KRITIK: In den meisten größeren Unternehmen dürften sich Führungskräfte schon der Beurteilung durch ihre Mitarbeiter gestellt haben. Viele auch zusätzlich noch der durch Kollegen, Vorgesetzte und Kunden – und das alles mit einem „Feedbackinstrument“. Viel bringt es nicht, und die Führungskräfte werden damit sogar in ihrer Rolle geschwächt. Das aber kann nicht das Ziel sein.

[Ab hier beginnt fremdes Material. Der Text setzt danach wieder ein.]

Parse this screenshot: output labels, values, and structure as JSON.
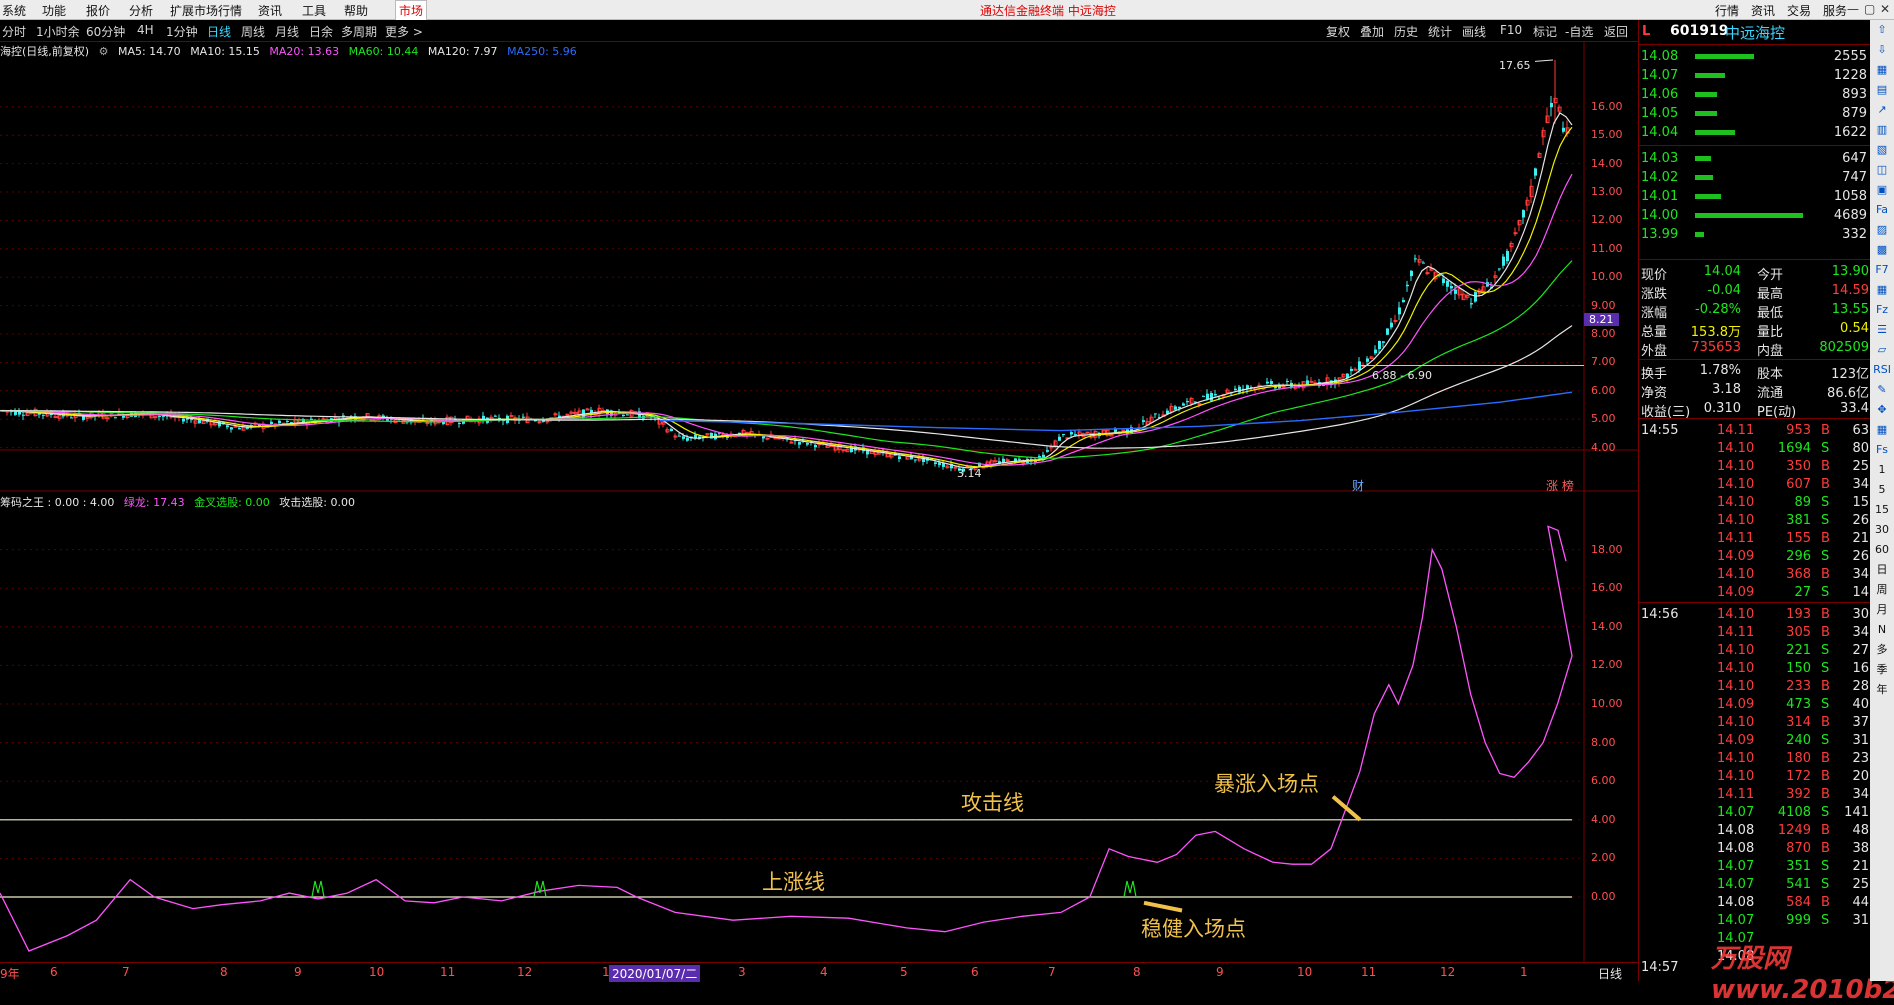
{
  "menu": {
    "items": [
      "系统",
      "功能",
      "报价",
      "分析",
      "扩展市场行情",
      "资讯",
      "工具",
      "帮助"
    ],
    "market_tab": "市场",
    "title": "通达信金融终端  中远海控",
    "right_buttons": [
      "行情",
      "资讯",
      "交易",
      "服务"
    ]
  },
  "toolbar": {
    "periods": [
      "分时",
      "1小时余",
      "60分钟",
      "4H",
      "1分钟",
      "日线",
      "周线",
      "月线",
      "日余",
      "多周期",
      "更多 >"
    ],
    "active_period": "日线",
    "right_buttons": [
      "复权",
      "叠加",
      "历史",
      "统计",
      "画线",
      "F10",
      "标记",
      "-自选",
      "返回"
    ]
  },
  "main_chart": {
    "stock_title": "海控(日线,前复权)",
    "ma_legend": [
      {
        "label": "MA5: 14.70",
        "color": "#e6e6e6"
      },
      {
        "label": "MA10: 15.15",
        "color": "#f0f000"
      },
      {
        "label": "MA20: 13.63",
        "color": "#ff54ff"
      },
      {
        "label": "MA60: 10.44",
        "color": "#1ee61e"
      },
      {
        "label": "MA120: 7.97",
        "color": "#e6e6e6"
      },
      {
        "label": "MA250: 5.96",
        "color": "#2a6cff"
      }
    ],
    "y_ticks": [
      "16.00",
      "15.00",
      "14.00",
      "13.00",
      "12.00",
      "11.00",
      "10.00",
      "9.00",
      "8.00",
      "7.00",
      "6.00",
      "5.00",
      "4.00"
    ],
    "high_label": "17.65",
    "low_label": "3.14",
    "range_label": "6.88 - 6.90",
    "current_price_tag": "8.21",
    "markers": [
      "财",
      "涨 榜"
    ]
  },
  "sub_chart": {
    "legend": [
      {
        "label": "筹码之王 : 0.00 : 4.00",
        "color": "#e6e6e6"
      },
      {
        "label": "绿龙: 17.43",
        "color": "#ff54ff"
      },
      {
        "label": "金叉选股: 0.00",
        "color": "#1ee61e"
      },
      {
        "label": "攻击选股: 0.00",
        "color": "#e6e6e6"
      }
    ],
    "y_ticks": [
      "18.00",
      "16.00",
      "14.00",
      "12.00",
      "10.00",
      "8.00",
      "6.00",
      "4.00",
      "2.00",
      "0.00"
    ],
    "annotations": {
      "attack_line": "攻击线",
      "rise_line": "上涨线",
      "surge_entry": "暴涨入场点",
      "steady_entry": "稳健入场点"
    }
  },
  "x_axis": {
    "labels": [
      "9年",
      "6",
      "7",
      "8",
      "9",
      "10",
      "11",
      "12",
      "1",
      "2020/01/07/二",
      "3",
      "4",
      "5",
      "6",
      "7",
      "8",
      "9",
      "10",
      "11",
      "12",
      "1"
    ],
    "period": "日线"
  },
  "quote": {
    "market_flag": "L",
    "code": "601919",
    "name": "中远海控",
    "sell_orders": [
      {
        "price": "14.08",
        "vol": "2555",
        "bar": 0.55
      },
      {
        "price": "14.07",
        "vol": "1228",
        "bar": 0.28
      },
      {
        "price": "14.06",
        "vol": "893",
        "bar": 0.2
      },
      {
        "price": "14.05",
        "vol": "879",
        "bar": 0.2
      },
      {
        "price": "14.04",
        "vol": "1622",
        "bar": 0.37
      }
    ],
    "buy_orders": [
      {
        "price": "14.03",
        "vol": "647",
        "bar": 0.15
      },
      {
        "price": "14.02",
        "vol": "747",
        "bar": 0.17
      },
      {
        "price": "14.01",
        "vol": "1058",
        "bar": 0.24
      },
      {
        "price": "14.00",
        "vol": "4689",
        "bar": 1.0
      },
      {
        "price": "13.99",
        "vol": "332",
        "bar": 0.08
      }
    ],
    "stats": [
      {
        "l1": "现价",
        "v1": "14.04",
        "c1": "green",
        "l2": "今开",
        "v2": "13.90",
        "c2": "green"
      },
      {
        "l1": "涨跌",
        "v1": "-0.04",
        "c1": "green",
        "l2": "最高",
        "v2": "14.59",
        "c2": "red"
      },
      {
        "l1": "涨幅",
        "v1": "-0.28%",
        "c1": "green",
        "l2": "最低",
        "v2": "13.55",
        "c2": "green"
      },
      {
        "l1": "总量",
        "v1": "153.8万",
        "c1": "yellow",
        "l2": "量比",
        "v2": "0.54",
        "c2": "yellow"
      },
      {
        "l1": "外盘",
        "v1": "735653",
        "c1": "red",
        "l2": "内盘",
        "v2": "802509",
        "c2": "green"
      },
      {
        "l1": "换手",
        "v1": "1.78%",
        "c1": "white",
        "l2": "股本",
        "v2": "123亿",
        "c2": "white"
      },
      {
        "l1": "净资",
        "v1": "3.18",
        "c1": "white",
        "l2": "流通",
        "v2": "86.6亿",
        "c2": "white"
      },
      {
        "l1": "收益(三)",
        "v1": "0.310",
        "c1": "white",
        "l2": "PE(动)",
        "v2": "33.4",
        "c2": "white"
      }
    ],
    "ticks_1": {
      "time": "14:55",
      "rows": [
        {
          "p": "14.11",
          "v": "953",
          "s": "B",
          "n": "63",
          "pc": "red"
        },
        {
          "p": "14.10",
          "v": "1694",
          "s": "S",
          "n": "80",
          "pc": "red"
        },
        {
          "p": "14.10",
          "v": "350",
          "s": "B",
          "n": "25",
          "pc": "red"
        },
        {
          "p": "14.10",
          "v": "607",
          "s": "B",
          "n": "34",
          "pc": "red"
        },
        {
          "p": "14.10",
          "v": "89",
          "s": "S",
          "n": "15",
          "pc": "red"
        },
        {
          "p": "14.10",
          "v": "381",
          "s": "S",
          "n": "26",
          "pc": "red"
        },
        {
          "p": "14.11",
          "v": "155",
          "s": "B",
          "n": "21",
          "pc": "red"
        },
        {
          "p": "14.09",
          "v": "296",
          "s": "S",
          "n": "26",
          "pc": "red"
        },
        {
          "p": "14.10",
          "v": "368",
          "s": "B",
          "n": "34",
          "pc": "red"
        },
        {
          "p": "14.09",
          "v": "27",
          "s": "S",
          "n": "14",
          "pc": "red"
        }
      ]
    },
    "ticks_2": {
      "time": "14:56",
      "rows": [
        {
          "p": "14.10",
          "v": "193",
          "s": "B",
          "n": "30",
          "pc": "red"
        },
        {
          "p": "14.11",
          "v": "305",
          "s": "B",
          "n": "34",
          "pc": "red"
        },
        {
          "p": "14.10",
          "v": "221",
          "s": "S",
          "n": "27",
          "pc": "red"
        },
        {
          "p": "14.10",
          "v": "150",
          "s": "S",
          "n": "16",
          "pc": "red"
        },
        {
          "p": "14.10",
          "v": "233",
          "s": "B",
          "n": "28",
          "pc": "red"
        },
        {
          "p": "14.09",
          "v": "473",
          "s": "S",
          "n": "40",
          "pc": "red"
        },
        {
          "p": "14.10",
          "v": "314",
          "s": "B",
          "n": "37",
          "pc": "red"
        },
        {
          "p": "14.09",
          "v": "240",
          "s": "S",
          "n": "31",
          "pc": "red"
        },
        {
          "p": "14.10",
          "v": "180",
          "s": "B",
          "n": "23",
          "pc": "red"
        },
        {
          "p": "14.10",
          "v": "172",
          "s": "B",
          "n": "20",
          "pc": "red"
        },
        {
          "p": "14.11",
          "v": "392",
          "s": "B",
          "n": "34",
          "pc": "red"
        },
        {
          "p": "14.07",
          "v": "4108",
          "s": "S",
          "n": "141",
          "pc": "green"
        },
        {
          "p": "14.08",
          "v": "1249",
          "s": "B",
          "n": "48",
          "pc": "white"
        },
        {
          "p": "14.08",
          "v": "870",
          "s": "B",
          "n": "38",
          "pc": "white"
        },
        {
          "p": "14.07",
          "v": "351",
          "s": "S",
          "n": "21",
          "pc": "green"
        },
        {
          "p": "14.07",
          "v": "541",
          "s": "S",
          "n": "25",
          "pc": "green"
        },
        {
          "p": "14.08",
          "v": "584",
          "s": "B",
          "n": "44",
          "pc": "white"
        },
        {
          "p": "14.07",
          "v": "999",
          "s": "S",
          "n": "31",
          "pc": "green"
        },
        {
          "p": "14.07",
          "v": "",
          "s": "",
          "n": "",
          "pc": "green"
        },
        {
          "p": "14.08",
          "v": "",
          "s": "",
          "n": "",
          "pc": "white"
        }
      ]
    },
    "bottom_time": "14:57"
  },
  "sidebar_labels": [
    "1",
    "5",
    "15",
    "30",
    "60",
    "日",
    "周",
    "月",
    "N",
    "多",
    "季",
    "年"
  ],
  "watermark": "万股网 www.2010b2.com"
}
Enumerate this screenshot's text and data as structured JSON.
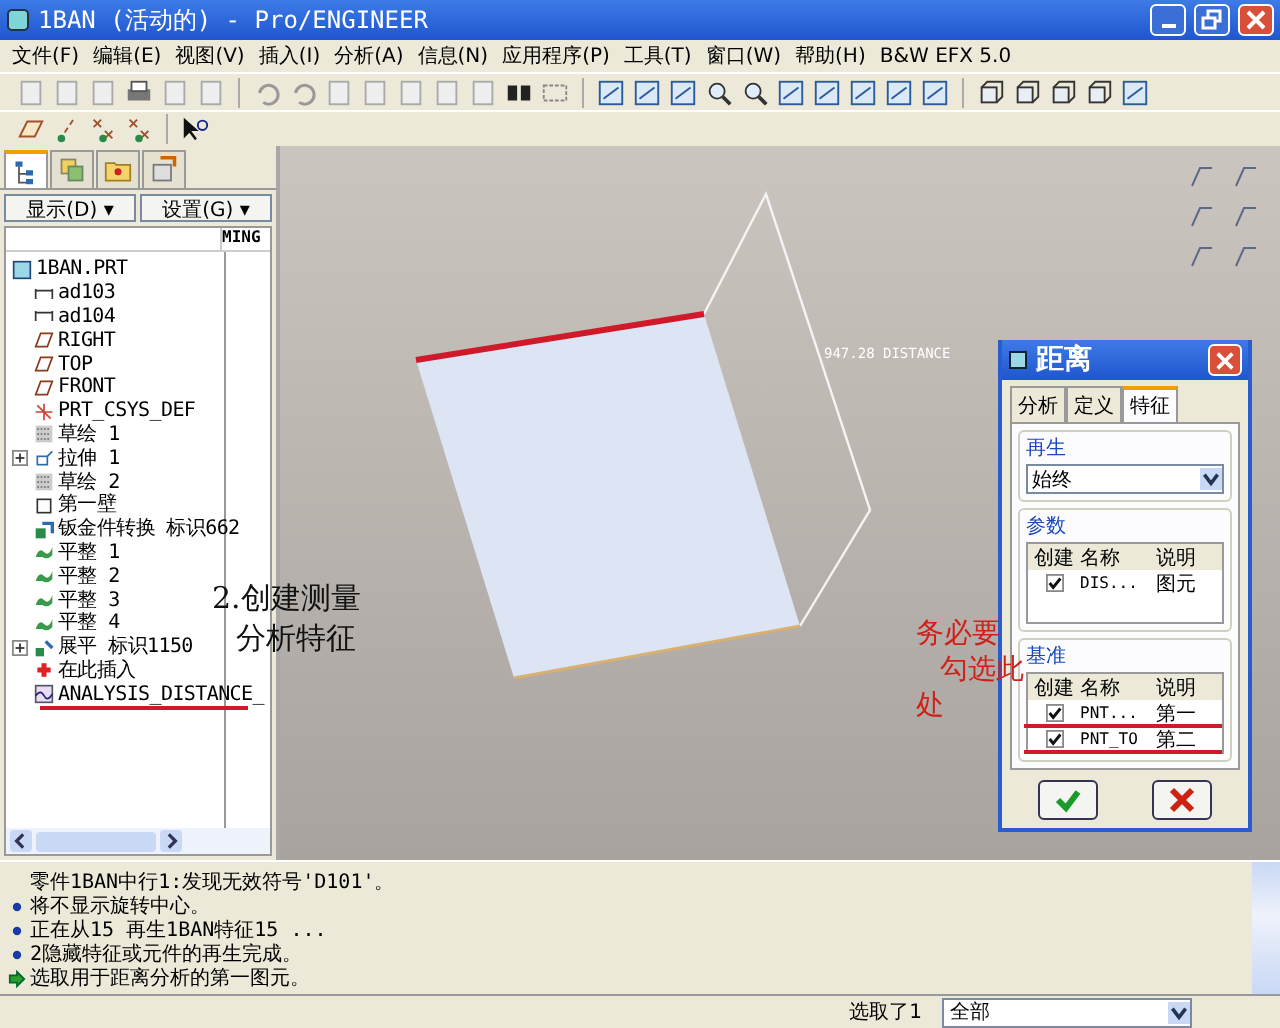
{
  "window": {
    "title": "1BAN (活动的) - Pro/ENGINEER"
  },
  "menu": [
    "文件(F)",
    "编辑(E)",
    "视图(V)",
    "插入(I)",
    "分析(A)",
    "信息(N)",
    "应用程序(P)",
    "工具(T)",
    "窗口(W)",
    "帮助(H)",
    "B&W EFX 5.0"
  ],
  "model_tree": {
    "tabs": [
      {
        "kind": "tree",
        "selected": true
      },
      {
        "kind": "layers",
        "selected": false
      },
      {
        "kind": "folder",
        "selected": false
      },
      {
        "kind": "favorites",
        "selected": false
      }
    ],
    "buttons": [
      "显示(D) ▾",
      "设置(G) ▾"
    ],
    "column_header": "MING",
    "root": {
      "label": "1BAN.PRT",
      "kind": "part"
    },
    "items": [
      {
        "label": "ad103",
        "kind": "dimension"
      },
      {
        "label": "ad104",
        "kind": "dimension"
      },
      {
        "label": "RIGHT",
        "kind": "plane"
      },
      {
        "label": "TOP",
        "kind": "plane"
      },
      {
        "label": "FRONT",
        "kind": "plane"
      },
      {
        "label": "PRT_CSYS_DEF",
        "kind": "csys"
      },
      {
        "label": "草绘 1",
        "kind": "sketch"
      },
      {
        "label": "拉伸 1",
        "kind": "extrude",
        "expanded": false
      },
      {
        "label": "草绘 2",
        "kind": "sketch"
      },
      {
        "label": "第一壁",
        "kind": "wall"
      },
      {
        "label": "钣金件转换 标识662",
        "kind": "sheetmetal"
      },
      {
        "label": "平整 1",
        "kind": "flat"
      },
      {
        "label": "平整 2",
        "kind": "flat"
      },
      {
        "label": "平整 3",
        "kind": "flat"
      },
      {
        "label": "平整 4",
        "kind": "flat"
      },
      {
        "label": "展平 标识1150",
        "kind": "unbend",
        "expanded": false
      },
      {
        "label": "在此插入",
        "kind": "insert"
      },
      {
        "label": "ANALYSIS_DISTANCE_",
        "kind": "analysis",
        "underlined": true
      }
    ]
  },
  "canvas": {
    "dimension_label": "947.28 DISTANCE"
  },
  "annotations": [
    {
      "kind": "black",
      "lines": [
        "2.创建测量",
        "分析特征"
      ]
    },
    {
      "kind": "red",
      "lines": [
        "务必要",
        "勾选此",
        "处"
      ]
    }
  ],
  "dialog": {
    "title": "距离",
    "tabs": [
      {
        "label": "分析",
        "selected": false
      },
      {
        "label": "定义",
        "selected": false
      },
      {
        "label": "特征",
        "selected": true
      }
    ],
    "regen": {
      "legend": "再生",
      "value": "始终"
    },
    "params": {
      "legend": "参数",
      "columns": [
        "创建",
        "名称",
        "说明"
      ],
      "rows": [
        {
          "checked": true,
          "name": "DIS...",
          "desc": "图元"
        }
      ]
    },
    "datums": {
      "legend": "基准",
      "columns": [
        "创建",
        "名称",
        "说明"
      ],
      "rows": [
        {
          "checked": true,
          "name": "PNT...",
          "desc": "第一",
          "underlined": true
        },
        {
          "checked": true,
          "name": "PNT_TO",
          "desc": "第二",
          "underlined": true
        }
      ]
    }
  },
  "messages": [
    {
      "kind": "plain",
      "text": "零件1BAN中行1:发现无效符号'D101'。"
    },
    {
      "kind": "info",
      "text": "将不显示旋转中心。"
    },
    {
      "kind": "info",
      "text": "正在从15 再生1BAN特征15 ..."
    },
    {
      "kind": "info",
      "text": "2隐藏特征或元件的再生完成。"
    },
    {
      "kind": "prompt",
      "text": "选取用于距离分析的第一图元。"
    }
  ],
  "status_bar": {
    "selection": "选取了1",
    "filter": "全部"
  }
}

Zunächst bin ich doch ziemlich überrascht, dass solche Erkenntnisse im Jahr 2019 veröffentlich werden. Diese Diskussion haben wir vor 20 Jahren geführt und und sind dabei zu ähnlichen Ergebnissen gelangt. Immerhin, es gibt wohl Studien (eine Meta-Studie stammt aus Süd-Korea), nach der solche „Multi-Source-Verfahren“ einen positiven Effekt auf die wirtschaftlichen Erfolge der Organisation haben. Andere Untersuchungen ergaben geringe Verbesserungen von Führungsverhalten (Tief getroffen).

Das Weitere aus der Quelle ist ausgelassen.